One of the official tourist shots of Angkor Wat, as this vantage point shows all five towers.
One of the few non-Buddhist shrines, to Shiva.
One of the seven-headed naga statues lining the causeway into Angkor Wat.
Bayon, part of the Angkor Thom complex, appears to be nothing more than ha gigantic ruin, but once inside, however, the faces carved into the towers become visible.
More of the enigmatic faces at Bayon.
A closeup of one of the faces.
Self-timer! Woo hoo! Here I am at Bayon.
The Terrace of Elephants is another part of the Angkor Thom complex.
Ta Prohm, which unlike most of the temples around Siem Reap, has not been restored. Instead, it is stabilized and maintained as was when first re-discovered by Europeans a century or so ago.

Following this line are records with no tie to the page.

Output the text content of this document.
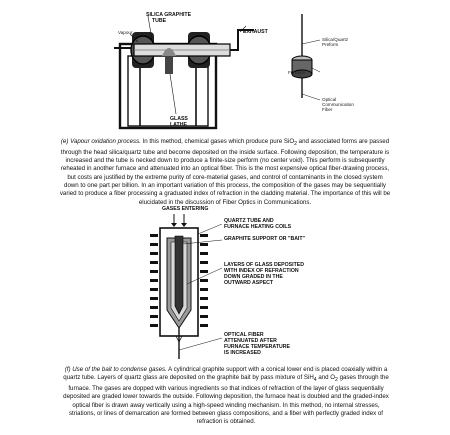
SILICA GRAPHITE
TUBE
Vapour	EXHAUST
GLASS
LATHE
Silica/Quartz
Preform
Furnace
Optical
Communication
Fiber
(e) Vapour oxidation process. In this method, chemical gases which produce pure SiO$_2$ and associated forms are passed
through the head silica/quartz tube and become deposited on the inside surface. Following deposition, the temperature is
increased and the tube is necked down to produce a finite-size perform (no center void). This perform is subsequently
reheated in another furnace and attenuated into an optical fiber. This is the most expensive optical fiber-drawing process,
but costs are justified by the extreme purity of core-material gases, and control of contaminants in the closed system
down to one part per billion. In an important variation of this process, the composition of the gases may be sequentially
varied to produce a fiber processing a graduated index of refraction in the cladding material. The importance of this will be
elucidated in the discussion of Fiber Optics in Communications.
GASES ENTERING
QUARTZ TUBE AND
FURNACE HEATING COILS
GRAPHITE SUPPORT OR "BAIT"
LAYERS OF GLASS DEPOSITED
WITH INDEX OF REFRACTION
DOWN GRADED IN THE
OUTWARD ASPECT
OPTICAL FIBER
ATTENUATED AFTER
FURNACE TEMPERATURE
IS INCREASED
(f) Use of the bait to condense gases. A cylindrical graphite support with a conical lower end is placed coaxially within a
quartz tube. Layers of quartz glass are deposited on the graphite bait by pass mixture of SiH$_4$ and $O_2$ gases through the
furnace. The gases are dopped with various ingredients so that indices of refraction of the layer of glass sequentially
deposited are graded lower towards the outside. Following deposition, the furnace heat is doubled and the graded-index
optical fiber is drawn away vertically using a high-speed winding mechanism. In this method, no internal stresses,
striations, or lines of demarcation are formed between glass compositions, and a fiber with perfectly graded index of
refraction is obtained.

Even with moss and lichen everyehere, and trees literally growing through it, the beauty of the original structure is still visible.
A relief sculpture among the ruins.
Once these monks found out I was from the U.S. and traveling alone, they wanted their picture taken with me. I thought it was rather hilarious, and asked their friend to take a shot on my camera, too. This ended up being one of several times I was told how novel my traveling situation was. I guess there must be some sort of sterotype that American women are not adventurous enough to travel alone.
This man-made pool is called Sra Srang and once contained a temple on an island.
The floating city of Chong Neas, in Cambodia's largest lake, the Tonle Sap. According to Sambo, my driver/guide, it is all-Vietnamese. When I noticed that all of these houses had television, he was quick to point out that it was antenna-only, not satellite.
Chong Kneas even has its own Catholic Church.
Sambo, riding out on the front of the boat.
It clouded up too much to get a great sunset over the water, but it was pretty and dramatic nevertheless.
A floating restaurant/gift shop in the lake. It's blurry, but we were bobbing along, so that's actually kinda how it looked to me.
For the most part, I avoided taking pictured of the always-present children who were occaionally beggars but most often little merchandising geniuses. This pair, I had to capture, though, as they had rowed up to the boat in those washtubs just to ask me for some cash. They got some, too, as waterborne begging requires some initiative.
The entryway to Banteay Srei, known as the temple of women, because of the belief that only women's delicate touch could have created such beautiful, intricate carvings.
More of the carvings at Banteay Srei, which were absolutely remarkable. And a good thing, too, because it took more than an hour to get there -- and I was riding on the back of a moped!
Banteay Srei, from across the moat.
Close-up detail of a little devil-creature.
I honestly have no idea what temple this is, other than it was on the ride home from Banteay Srei, but I just like the photo.
Another cool shot of an unknown temple. What can I say, other than temple fatigue had set in and I stopped being able to remember the names of the smaller sites.
The bridge into Angkor Thom. On the side near Bayon, which gets a lot more traffic, they are all restored. On this less-traveled side (on the road back from Banteay Srei, which is why it is out of order) they have been left to the ravages of time.
I went back to Angkor Wat at the very end of my last day to get a couple of pictures without the rainclouds.
My postcard shot of Angkor Wat -- all five towers and a blue sky.